Patterns of genetic structure among mosquito vector populations in islands have received particular attention as these are considered potentially suitable sites for experimental trials on transgenic-based malaria control strategies. In this study, levels of genetic differentiation have been estimated between populations of Anopheles gambiae s.s. from the islands of Bioko and Annobón, and from continental Equatorial Guinea (EG) and Gabon.
Genotyping of 11 microsatellite loci located in chromosome 3 was performed in three island samples (two in Bioko and one in Annobón) and three mainland samples (two in EG and one in Gabon). Four samples belonged to the M molecular form and two to the S-form. Microsatellite data was used to estimate genetic diversity parameters, perform demographic equilibrium tests and analyse population differentiation.
High levels of genetic differentiation were found between the more geographically remote island of Annobón and the continent, contrasting with the shallow differentiation between Bioko island, closest to mainland, and continental localities. In Bioko, differentiation between M and S forms was higher than that observed between island and mainland samples of the same molecular form.

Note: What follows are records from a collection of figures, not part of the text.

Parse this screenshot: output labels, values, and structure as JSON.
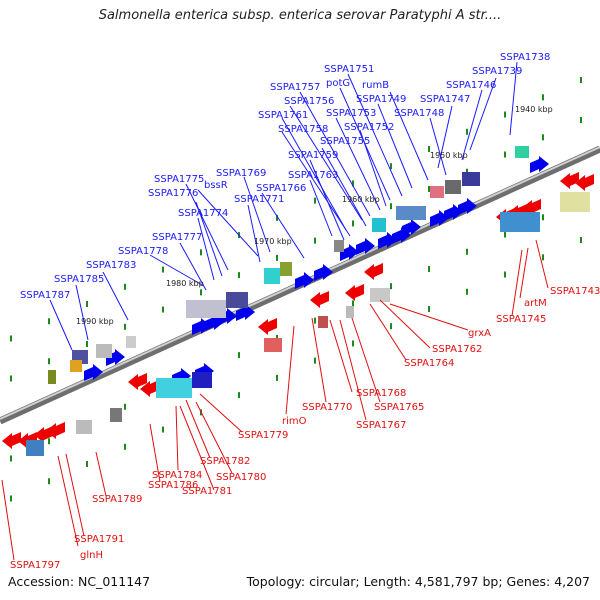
{
  "title": "Salmonella enterica subsp. enterica serovar Paratyphi A str....",
  "footer": {
    "accession": "Accession: NC_011147",
    "summary": "Topology: circular; Length: 4,581,797 bp; Genes: 4,207"
  },
  "colors": {
    "top_strand": "#0000ee",
    "bottom_strand": "#ee0000",
    "top_label": "#1a1aff",
    "bottom_label": "#e01010",
    "backbone": "#888888",
    "tick": "#1a8a1a"
  },
  "kbp_labels": [
    "1940 kbp",
    "1950 kbp",
    "1960 kbp",
    "1970 kbp",
    "1980 kbp",
    "1990 kbp"
  ],
  "top_genes": [
    "SSPA1738",
    "SSPA1739",
    "SSPA1746",
    "SSPA1747",
    "SSPA1748",
    "rumB",
    "SSPA1749",
    "SSPA1751",
    "potG",
    "SSPA1752",
    "SSPA1753",
    "SSPA1757",
    "SSPA1756",
    "SSPA1755",
    "SSPA1761",
    "SSPA1758",
    "SSPA1759",
    "SSPA1763",
    "SSPA1769",
    "bssR",
    "SSPA1775",
    "SSPA1776",
    "SSPA1771",
    "SSPA1774",
    "SSPA1766",
    "SSPA1777",
    "SSPA1778",
    "SSPA1783",
    "SSPA1785",
    "SSPA1787"
  ],
  "bottom_genes": [
    "SSPA1743",
    "artM",
    "SSPA1745",
    "grxA",
    "SSPA1762",
    "SSPA1764",
    "SSPA1768",
    "SSPA1770",
    "SSPA1765",
    "SSPA1767",
    "rimO",
    "SSPA1779",
    "SSPA1782",
    "SSPA1784",
    "SSPA1780",
    "SSPA1781",
    "SSPA1786",
    "SSPA1789",
    "SSPA1791",
    "glnH",
    "SSPA1797"
  ]
}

The observed patterns of population structure seem to be governed by the presence of both physical (the ocean) and biological (the M-S form discontinuity) barriers to gene flow. The significant degree of genetic isolation between M and S forms detected by microsatellite loci located outside the "genomic islands" of speciation identified in A. gambiae s.s. further supports the hypothesis of on-going incipient speciation within this species. The implications of these findings regarding vector control strategies are discussed.